Dinah gasped. “Are you lul-o-cash-o?”
“In the first place,” April said, “he’d probably like to have his daughter’s picture. In the second place, he might not see the story in the newspapers, and he’d keep on worrying. Yes, I think we ought to deliver it to him.”
Before Dinah or Archie could say a word, she’d scooted around the house and gone in the back door.
“Hey,” Archie said. “Y’know what? Y’know what?”
“I know, Archie,” Dinah said gloomily, “and shut up.”
April came back, five minutes later, with an ornately wrapped package in her hand. “We’ll tell him it’s j
ust a little present,” she said. She led the way down to the sidewalk, and added, “And since he’ll know we saw the picture and letters, I bet it’ll be a long time before he calls me a bright little girl again!”
There was silence all the way to Mr. Holbrook’s house. The cross white cat was sitting on the steps. It spit at them and fled.
“Cordial welcome,” April muttered. She rang the bell.
A tall, handsome woman with gray-blonde hair came to the door, smiled at them, and said, “Yes?”
April stared at her, turned pale, and said, “Oh!”
A voice from the hall said, “What is it, Harriet?”
“Miss Holbrook—” April gulped.
The woman lifted her eyebrows. “How—”
There was no turning back. “May-we-see-your-father-please?” April said in a very small voice.
Henry Holbrook appeared at the doorway. The pallor seemed to have gone from his face. He was smoking a pipe, and he was smiling.
“Well, well, well,” Henry Holbrook said. “My little friends. This is my daughter. Harriet. Better known as Ardena the famous designer.”
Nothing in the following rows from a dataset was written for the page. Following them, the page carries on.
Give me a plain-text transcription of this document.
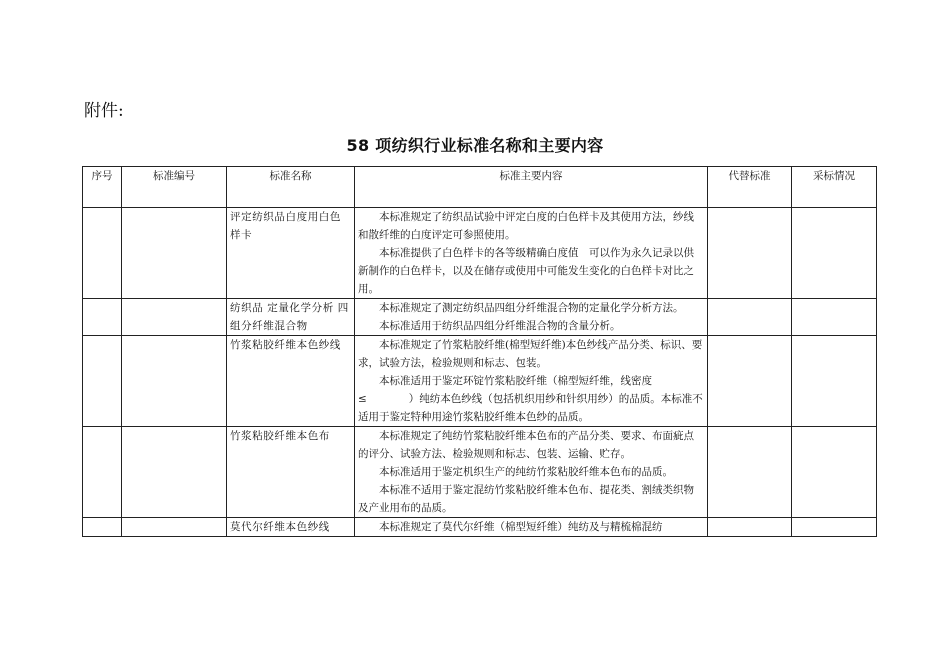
附件:
58 项纺织行业标准名称和主要内容
序号	标准编号	标准名称	标准主要内容	代替标准	采标情况
		评定纺织品白度用白色样卡	本标准规定了纺织品试验中评定白度的白色样卡及其使用方法，纱线和散纤维的白度评定可参照使用。

本标准提供了白色样卡的各等级精确白度值　可以作为永久记录以供新制作的白色样卡，以及在储存或使用中可能发生变化的白色样卡对比之用。		

		纺织品 定量化学分析 四组分纤维混合物	本标准规定了测定纺织品四组分纤维混合物的定量化学分析方法。

本标准适用于纺织品四组分纤维混合物的含量分析。		

		竹浆粘胶纤维本色纱线	本标准规定了竹浆粘胶纤维(棉型短纤维)本色纱线产品分类、标识、要求，试验方法，检验规则和标志、包装。

本标准适用于鉴定环锭竹浆粘胶纤维（棉型短纤维，线密度≤　　　　）纯纺本色纱线（包括机织用纱和针织用纱）的品质。本标准不适用于鉴定特种用途竹浆粘胶纤维本色纱的品质。		

		竹浆粘胶纤维本色布	本标准规定了纯纺竹浆粘胶纤维本色布的产品分类、要求、布面疵点的评分、试验方法、检验规则和标志、包装、运输、贮存。

本标准适用于鉴定机织生产的纯纺竹浆粘胶纤维本色布的品质。

本标准不适用于鉴定混纺竹浆粘胶纤维本色布、提花类、割绒类织物及产业用布的品质。		

		莫代尔纤维本色纱线	本标准规定了莫代尔纤维（棉型短纤维）纯纺及与精梳棉混纺		
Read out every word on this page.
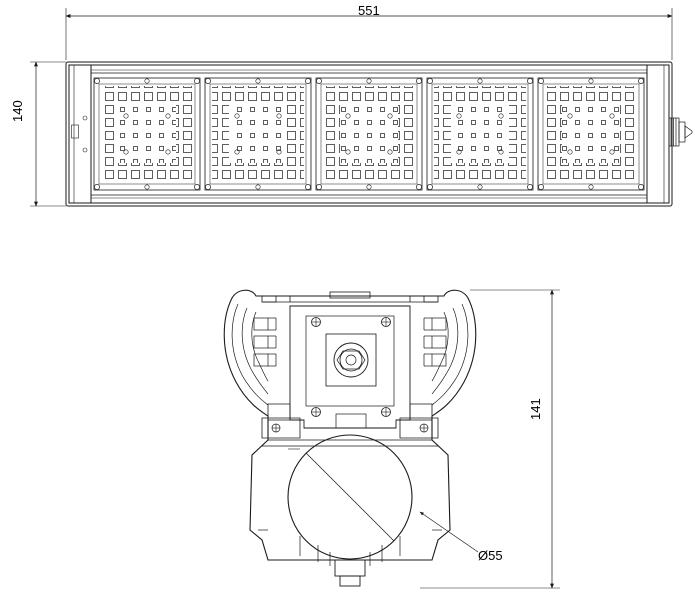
551
140
141
Ø55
“Golly!” April gasped. “You mean the one who makes all those super costumes for all those super musicals!” She recovered herself and said, “I bet you’re proud of her, Mr. Holbrook!”
“I certainly am,” Lawyer Holbrook said, beaming. “She gave me a big surprise. I didn’t know anything about it until she came to visit me.”
April glanced quickly at the handsome woman. Yes, she was the one who’d worn the three peacock feathers and the string of beads.
“She’s a daughter any man would be proud of,” Mr. Holbrook said. He put an arm around her shoulders. “What’s that you’ve got, little girl?”
April winced at the “little girl,” but this was no time to bother about it. “It’s a little hard to explain. Circumstances—well—somehow, we just happened to find this. Which had been hidden in Mrs. Sanford’s house. We thought that because—well, we thought perhaps—” For once in her life, she was at a loss for words.